The rest, you know. I have no more secrets from you. Except, perhaps, for the answer to the question you asked me several times during the war. The question I never really answered. Feeling as I did about the Empire, and Imperial soldiers, why did I spring you from that prison room I found you in?
I know, Celes, that you always thought it had to do with Rachel. But, the real reason should be plain enough to you now.
I was looking for a way out of South Figaro, when I found you. I hid in the rafters just over that prison room, and when I looked down, I saw this beautiful, statuesque girl, with bright blond hair that hung to her waist, being beaten, and screamed at, and grilled. And all I could see was my mother suffering the fate that I always believed she had suffered at the hands of the Empire. I couldn't have passed you by, Celes, any more than I could have cut off my own arm. It was as though fate was giving me a second chance to save my mother. And, in the time that I have come to know you, the person that you really are, I have come to feel that a certain balance has been struck.
I lost my mother to the Empire, and the Empire lost you to me."
"Promise me something," she says to me.
"Anything," I murmur.
"If we ever have a son, promise me that we will name him Lance. I know you think that he was a weak little boy, Locke. But I think that Lance Manning Cole was just about the most courageous young man I have ever heard of. I would be so proud to name our son to honor him."
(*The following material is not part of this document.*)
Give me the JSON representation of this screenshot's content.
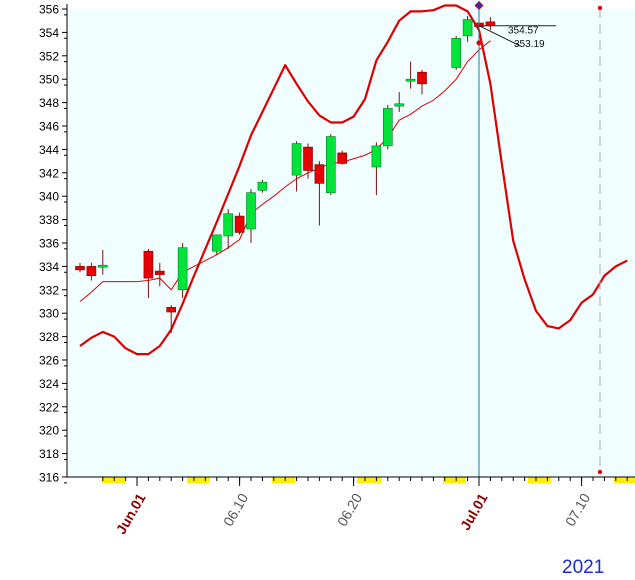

She kisses me then, and I feel her whole heart coming out to me through that kiss, and I am moved, inexpressibly.
I am awakened in the night by sounds of pain, and as my head clears, I realize that Celes is having her nightmare again, no doubt brought on by our discussion this evening. I know this dream; she has it from time to time. She is back in that prison room, being beaten by imperial guards who once were part of her own troops.
I gently shake her out of her sleep, and still full of the dream, she sits up and seeks the safety of my arms. I gather her in, and I whisper to her that there is nothing here that can harm her. Tomorrow, she will wake, the dream gone, and she will once again be my strong and independent Celes. But right now, in this moment, I can hold her in my arms and keep her safe from her demons, and in doing so, I am saved from my own.
I hold her against me, rocking slightly, and slowly, gradually, sleep overtakes her again, and her head lays heavy against my shoulder. I ease her back down onto the bed and, overcome by her fragrance, I lay my head on her pillow, my face buried in the hollow of her neck. I drape my arm over her, protectively, and we lay there like the orphans that we are, huddled together against the storm, safe for the moment, and secure in the certainty of our love.